Mar 24, 2022 - Sale 2598

Sale 2598 - Lot 180

Price Realized: $ 16,250
?Final Price Realized includes Buyer’s Premium added to Hammer Price
Estimate: $ 2,000 - $ 3,000
(CIVIL RIGHTS.) J. Edgar Hoover. Letter defending the FBI's civil rights record in the wake of the Emmett Till lynching. Letter Signed as director of the Federal Bureau of Investigation to Thurgood Marshall. 3 typed pages, 10 1/2 x 7 3/4 inches; mailing folds, two punch holes in upper margins, inked date stamp. Washington, 30 September 1955

Additional Details

This letter was written in the context of the Emmett Till lynching, which had just taken place on 28 August. On 25 September, civil rights leader Theodore Roosevelt Mason Howard addressed a meeting of the Baltimore NAACP regarding the lynching and other recent killings, wondering why "Southern investigators of the FBI can't seem to solve a crime where a Negro is involved," and demanding that national leaders including "J. Edgar Hoover himself" be called to account for these failings in a public forum.

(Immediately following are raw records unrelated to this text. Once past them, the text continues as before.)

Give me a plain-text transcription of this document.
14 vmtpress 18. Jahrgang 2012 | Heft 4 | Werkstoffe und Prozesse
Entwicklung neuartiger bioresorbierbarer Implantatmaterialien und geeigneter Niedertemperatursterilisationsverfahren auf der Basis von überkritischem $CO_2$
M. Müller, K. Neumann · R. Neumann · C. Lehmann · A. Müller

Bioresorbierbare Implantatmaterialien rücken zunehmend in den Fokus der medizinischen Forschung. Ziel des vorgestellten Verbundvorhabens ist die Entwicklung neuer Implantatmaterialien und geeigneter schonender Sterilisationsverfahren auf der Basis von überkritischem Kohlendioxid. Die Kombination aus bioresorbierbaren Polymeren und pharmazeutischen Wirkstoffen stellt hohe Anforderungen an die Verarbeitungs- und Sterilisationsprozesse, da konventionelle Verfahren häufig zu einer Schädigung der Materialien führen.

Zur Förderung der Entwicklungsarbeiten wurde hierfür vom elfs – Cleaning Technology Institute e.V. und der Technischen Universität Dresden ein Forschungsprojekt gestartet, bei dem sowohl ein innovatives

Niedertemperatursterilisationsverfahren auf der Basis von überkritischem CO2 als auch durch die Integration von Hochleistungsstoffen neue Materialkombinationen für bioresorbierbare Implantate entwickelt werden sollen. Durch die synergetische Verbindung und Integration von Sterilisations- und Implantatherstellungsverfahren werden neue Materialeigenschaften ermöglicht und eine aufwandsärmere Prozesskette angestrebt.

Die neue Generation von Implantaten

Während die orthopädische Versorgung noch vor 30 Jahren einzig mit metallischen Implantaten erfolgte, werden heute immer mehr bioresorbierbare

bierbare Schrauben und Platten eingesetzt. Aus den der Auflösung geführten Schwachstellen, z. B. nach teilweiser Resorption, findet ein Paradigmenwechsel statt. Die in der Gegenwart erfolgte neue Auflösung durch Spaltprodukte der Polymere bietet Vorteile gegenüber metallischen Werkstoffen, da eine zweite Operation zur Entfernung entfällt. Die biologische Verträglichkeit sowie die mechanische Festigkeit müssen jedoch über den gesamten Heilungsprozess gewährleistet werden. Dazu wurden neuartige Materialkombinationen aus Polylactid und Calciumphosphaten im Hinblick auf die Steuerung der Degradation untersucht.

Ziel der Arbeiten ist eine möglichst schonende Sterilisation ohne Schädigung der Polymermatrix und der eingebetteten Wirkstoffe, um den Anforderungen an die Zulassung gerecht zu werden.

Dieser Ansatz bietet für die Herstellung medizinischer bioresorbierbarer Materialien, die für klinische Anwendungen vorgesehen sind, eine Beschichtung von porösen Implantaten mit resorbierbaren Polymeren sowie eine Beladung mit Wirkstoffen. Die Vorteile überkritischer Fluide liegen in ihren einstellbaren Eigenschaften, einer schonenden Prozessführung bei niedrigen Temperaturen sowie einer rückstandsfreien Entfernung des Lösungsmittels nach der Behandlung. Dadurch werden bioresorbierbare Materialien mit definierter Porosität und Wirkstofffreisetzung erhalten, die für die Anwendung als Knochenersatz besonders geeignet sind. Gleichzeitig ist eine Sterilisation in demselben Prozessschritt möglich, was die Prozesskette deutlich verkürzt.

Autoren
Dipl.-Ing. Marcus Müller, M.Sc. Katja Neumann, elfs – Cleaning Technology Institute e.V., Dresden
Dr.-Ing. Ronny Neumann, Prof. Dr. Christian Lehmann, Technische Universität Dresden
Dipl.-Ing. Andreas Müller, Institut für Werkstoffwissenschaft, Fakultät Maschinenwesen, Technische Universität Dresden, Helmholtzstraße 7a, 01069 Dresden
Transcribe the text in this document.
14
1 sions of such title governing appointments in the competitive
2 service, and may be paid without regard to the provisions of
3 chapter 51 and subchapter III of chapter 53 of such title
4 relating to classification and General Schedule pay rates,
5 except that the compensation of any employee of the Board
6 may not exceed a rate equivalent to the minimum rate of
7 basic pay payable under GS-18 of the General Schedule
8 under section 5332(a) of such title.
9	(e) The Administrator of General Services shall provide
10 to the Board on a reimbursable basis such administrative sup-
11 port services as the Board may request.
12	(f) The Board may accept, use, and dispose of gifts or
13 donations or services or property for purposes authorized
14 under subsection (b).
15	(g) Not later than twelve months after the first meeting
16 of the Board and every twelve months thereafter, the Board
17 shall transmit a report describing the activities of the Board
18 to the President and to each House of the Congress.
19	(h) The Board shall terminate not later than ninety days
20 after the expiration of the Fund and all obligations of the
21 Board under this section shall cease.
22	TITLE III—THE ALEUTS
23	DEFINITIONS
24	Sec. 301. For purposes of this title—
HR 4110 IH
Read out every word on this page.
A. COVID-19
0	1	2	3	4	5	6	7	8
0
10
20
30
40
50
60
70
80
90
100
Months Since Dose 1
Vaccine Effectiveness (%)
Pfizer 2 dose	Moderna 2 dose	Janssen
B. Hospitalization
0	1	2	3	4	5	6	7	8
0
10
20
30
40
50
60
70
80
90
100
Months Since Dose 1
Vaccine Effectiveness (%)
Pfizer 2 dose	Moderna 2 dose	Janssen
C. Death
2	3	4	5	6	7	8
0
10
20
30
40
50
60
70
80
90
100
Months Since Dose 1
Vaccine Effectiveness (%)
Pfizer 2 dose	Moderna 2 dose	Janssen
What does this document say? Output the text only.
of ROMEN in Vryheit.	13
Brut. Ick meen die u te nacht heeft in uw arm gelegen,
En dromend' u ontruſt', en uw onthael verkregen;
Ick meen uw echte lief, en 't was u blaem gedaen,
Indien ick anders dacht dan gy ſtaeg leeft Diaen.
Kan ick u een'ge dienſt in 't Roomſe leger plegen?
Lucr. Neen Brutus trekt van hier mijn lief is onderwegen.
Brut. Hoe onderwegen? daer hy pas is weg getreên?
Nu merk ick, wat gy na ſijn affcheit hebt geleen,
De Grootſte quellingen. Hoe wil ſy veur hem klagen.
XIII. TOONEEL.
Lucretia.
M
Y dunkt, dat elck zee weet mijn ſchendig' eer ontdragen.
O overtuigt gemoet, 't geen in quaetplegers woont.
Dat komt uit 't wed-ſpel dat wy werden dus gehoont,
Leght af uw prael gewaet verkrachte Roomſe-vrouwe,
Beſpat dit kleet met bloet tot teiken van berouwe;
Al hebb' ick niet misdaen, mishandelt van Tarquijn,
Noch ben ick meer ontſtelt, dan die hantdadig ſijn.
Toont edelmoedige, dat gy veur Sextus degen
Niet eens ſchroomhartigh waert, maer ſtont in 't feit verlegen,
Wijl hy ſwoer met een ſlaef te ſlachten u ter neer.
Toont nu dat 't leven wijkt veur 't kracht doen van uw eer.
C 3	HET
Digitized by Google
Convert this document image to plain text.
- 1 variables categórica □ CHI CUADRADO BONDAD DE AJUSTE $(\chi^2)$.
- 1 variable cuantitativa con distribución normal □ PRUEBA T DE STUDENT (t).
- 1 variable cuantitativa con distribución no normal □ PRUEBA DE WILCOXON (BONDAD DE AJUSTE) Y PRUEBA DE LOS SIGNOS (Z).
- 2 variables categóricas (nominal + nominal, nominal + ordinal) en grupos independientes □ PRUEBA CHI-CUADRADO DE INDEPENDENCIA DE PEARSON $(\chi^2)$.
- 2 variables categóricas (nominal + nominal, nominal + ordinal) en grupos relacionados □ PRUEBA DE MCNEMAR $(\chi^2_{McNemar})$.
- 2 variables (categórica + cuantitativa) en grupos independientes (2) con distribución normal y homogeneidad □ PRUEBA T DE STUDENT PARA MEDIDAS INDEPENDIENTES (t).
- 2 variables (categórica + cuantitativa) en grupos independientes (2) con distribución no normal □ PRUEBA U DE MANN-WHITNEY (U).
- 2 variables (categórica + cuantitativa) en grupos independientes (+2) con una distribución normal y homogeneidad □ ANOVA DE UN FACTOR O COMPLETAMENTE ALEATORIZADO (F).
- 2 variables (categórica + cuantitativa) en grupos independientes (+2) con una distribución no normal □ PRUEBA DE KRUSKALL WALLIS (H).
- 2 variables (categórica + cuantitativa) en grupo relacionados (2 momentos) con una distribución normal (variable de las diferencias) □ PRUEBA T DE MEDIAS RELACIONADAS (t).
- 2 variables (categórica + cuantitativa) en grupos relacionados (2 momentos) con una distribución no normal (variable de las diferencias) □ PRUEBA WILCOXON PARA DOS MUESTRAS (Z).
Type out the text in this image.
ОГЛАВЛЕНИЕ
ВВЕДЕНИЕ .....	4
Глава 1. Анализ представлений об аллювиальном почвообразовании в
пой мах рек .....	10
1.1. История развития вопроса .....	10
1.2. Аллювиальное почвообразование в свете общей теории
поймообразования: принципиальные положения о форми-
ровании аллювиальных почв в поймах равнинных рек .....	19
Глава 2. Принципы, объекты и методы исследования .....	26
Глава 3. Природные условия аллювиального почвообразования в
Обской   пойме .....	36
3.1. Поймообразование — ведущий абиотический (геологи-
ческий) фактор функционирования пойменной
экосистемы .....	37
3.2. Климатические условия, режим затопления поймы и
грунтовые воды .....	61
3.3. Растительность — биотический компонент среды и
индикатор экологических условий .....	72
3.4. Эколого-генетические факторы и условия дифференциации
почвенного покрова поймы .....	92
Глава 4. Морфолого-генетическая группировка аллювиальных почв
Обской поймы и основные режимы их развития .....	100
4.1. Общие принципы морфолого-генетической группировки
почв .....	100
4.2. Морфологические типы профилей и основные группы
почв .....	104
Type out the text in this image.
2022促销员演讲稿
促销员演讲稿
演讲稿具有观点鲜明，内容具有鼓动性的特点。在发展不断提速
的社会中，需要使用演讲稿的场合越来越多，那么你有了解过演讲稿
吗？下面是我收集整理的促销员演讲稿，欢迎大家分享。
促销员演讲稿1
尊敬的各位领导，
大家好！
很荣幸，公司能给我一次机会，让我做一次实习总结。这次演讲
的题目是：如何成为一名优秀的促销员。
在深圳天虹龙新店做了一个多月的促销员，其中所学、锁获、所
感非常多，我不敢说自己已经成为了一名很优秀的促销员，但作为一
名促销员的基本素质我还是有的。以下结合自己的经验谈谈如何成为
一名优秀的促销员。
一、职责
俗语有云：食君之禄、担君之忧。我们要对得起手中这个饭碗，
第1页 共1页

This inspired Hoover to write to Thurgood Marshall, who was then the head of the NAACP Legal Defense and Educational Fund, "to set the record straight." Hoover and Marshall had a well-known working relationship which approached something like a friendship.

Hoover's reputation for intimidation and anti-Communist paranoia is not on display in this letter. Instead, Hoover explains the chain of command between his FBI and the Department of Justice, notes that he had no jurisdiction in the Till case, and describes at length two recent cases where the FBI succeeded in bringing Ku Klux Klan chapters to trial. He also implies credit for a dramatic reduction in lynchings over the past decade from 65 to 16, and notes that the nation had seen no lynchings in 1952, 1953, or 1954. He asks Marshall, given his greater understanding of the FBI's role in these investigations, to issue a public correction on behalf of the NAACP to Howard's anti-FBI charges.

Accompanying this letter is a 24 September 2004 letter by Jack Greenberg, who worked under Marshall with the Legal Defense Fund, and later succeeded him as its head. In Greenberg's analysis of Hoover's letter, he recounts several of the prominent cases of that period including the Till case, and adds that "the civil rights community . . . believed that the U.S. Department of Justice, as well as the FBI, was doing hardly anything to put an end to that violence." Greenberg appended photocopies of 3 related Hoover letters at the Library of Congress dated 6 September, 13 September, and 11 October 1955. Writing to a White House official, Hoover dropped his veneer of gentle persuasion and reported his findings that the Emmett Till protests were a Communist plot to create unrest. Greenberg points out Hoover's "unintentionally comic references to the Marcus Garvey 'Back-to-Africa' movement that could have no conceivable relevance to any of the events and issues of the mid-twentieth century." Provenance: Greenberg's adopted son William Cole, who discusses it in his book "A Jack Greenberg Lexicon," pages 108-9.